The Navy, with the help of personnel from the Puget Sound Naval Shipyard, made repairs in Guam prior to the boat's arduous crossing on the surface of the Pacific Ocean to Bremerton. The Navy confirmed the boat's nuclear reactor and propulsion plant were not damaged in the collision.
By the time Connecticut arrived in San Diego, public cameras captured the results of the crash: A boat that appeared to be missing its sonar dome on its hull. As it arrived in Bremerton, the void appeared.
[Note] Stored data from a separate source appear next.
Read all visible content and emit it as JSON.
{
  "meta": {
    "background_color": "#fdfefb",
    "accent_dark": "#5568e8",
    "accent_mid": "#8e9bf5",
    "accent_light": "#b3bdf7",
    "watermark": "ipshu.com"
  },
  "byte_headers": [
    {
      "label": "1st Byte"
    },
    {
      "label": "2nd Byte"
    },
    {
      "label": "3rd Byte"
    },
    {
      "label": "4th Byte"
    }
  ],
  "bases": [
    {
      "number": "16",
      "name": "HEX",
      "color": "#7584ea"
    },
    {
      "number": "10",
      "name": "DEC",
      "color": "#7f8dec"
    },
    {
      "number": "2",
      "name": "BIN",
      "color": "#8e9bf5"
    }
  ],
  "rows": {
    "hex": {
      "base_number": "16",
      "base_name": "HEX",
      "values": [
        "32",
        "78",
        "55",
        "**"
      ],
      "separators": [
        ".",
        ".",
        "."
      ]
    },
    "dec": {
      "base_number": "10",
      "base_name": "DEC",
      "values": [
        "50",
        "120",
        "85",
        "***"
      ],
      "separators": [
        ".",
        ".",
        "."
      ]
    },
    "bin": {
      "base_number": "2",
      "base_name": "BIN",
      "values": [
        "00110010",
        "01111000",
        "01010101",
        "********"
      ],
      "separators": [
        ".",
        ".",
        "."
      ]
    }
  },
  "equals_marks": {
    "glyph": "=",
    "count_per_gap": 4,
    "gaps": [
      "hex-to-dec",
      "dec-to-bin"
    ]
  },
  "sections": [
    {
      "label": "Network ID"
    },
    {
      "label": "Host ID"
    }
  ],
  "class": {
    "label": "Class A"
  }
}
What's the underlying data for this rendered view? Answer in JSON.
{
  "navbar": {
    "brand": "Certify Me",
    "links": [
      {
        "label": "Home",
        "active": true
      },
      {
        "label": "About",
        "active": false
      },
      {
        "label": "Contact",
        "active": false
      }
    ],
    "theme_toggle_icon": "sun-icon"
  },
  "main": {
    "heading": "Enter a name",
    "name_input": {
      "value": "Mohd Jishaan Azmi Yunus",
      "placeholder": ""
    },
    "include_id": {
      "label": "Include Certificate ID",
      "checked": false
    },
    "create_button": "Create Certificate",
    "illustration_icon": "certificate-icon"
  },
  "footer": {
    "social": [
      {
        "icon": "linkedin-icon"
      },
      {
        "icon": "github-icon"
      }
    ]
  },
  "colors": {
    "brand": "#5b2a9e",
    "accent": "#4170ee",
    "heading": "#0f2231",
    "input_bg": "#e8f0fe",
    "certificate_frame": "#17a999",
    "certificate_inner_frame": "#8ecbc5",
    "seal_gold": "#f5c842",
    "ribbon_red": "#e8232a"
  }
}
It will likely be a long time, a period of years, before the Connecticut is ready to deploy again. In 2005, the USS San Francisco, a Los Angeles-class fast-attack submarine, also struck an underwater mountain, a crash that killed a sailor and injured 97 others. It took 3 1/2 years in Puget Sound to install a sonar dome from the decommissioned USS Honolulu, in maintenance that in total cost $134 million.
There is $50 million in the 2022 National Defense Authorization Act for the repairs, Forbes reported Tuesday.
The crash led Vice Adm. Karl Thomas, commander of the Japan-based U.S. 7th Fleet, to relieve Cmdr. Cameron Aljilani as commanding officer, Lt. Cmdr. Patrick Cashin as executive officer, and Master Chief Sonar Technician Cory Rodgers as chief of the boat, due to a loss of confidence in their command.
The South China Sea, where China has been developing military bases on artificial reefs in disputed waters, is largely unmapped outside of satellite imagery. Deborah Kelly, an oceanography professor at the University of Washington, told the Kitsap Sun of the USA TODAY Network that her review of the sea shows that it is shallow, has "lots of little pinnacles on the seafloor," and is subject to the noise of shipping vessels that "might make it harder to image things" with sonar.
The Connecticut is one of three of the Seawolf-class, built in the era of the Cold War for $3 billion apiece. Armed with about 50 torpedoes fired from eight different tubes, the subs are also stealthily quiet and the fastest ever built, ideal for covert missions. The Connecticut and sister ship USS Seawolf are homeported in Bremerton until the Navy completes a $90 million pier at Naval Base Kitsap-Bangor; then, after repairs, the two subs will be able to join the USS Jimmy Carter, the third Seawolf, there.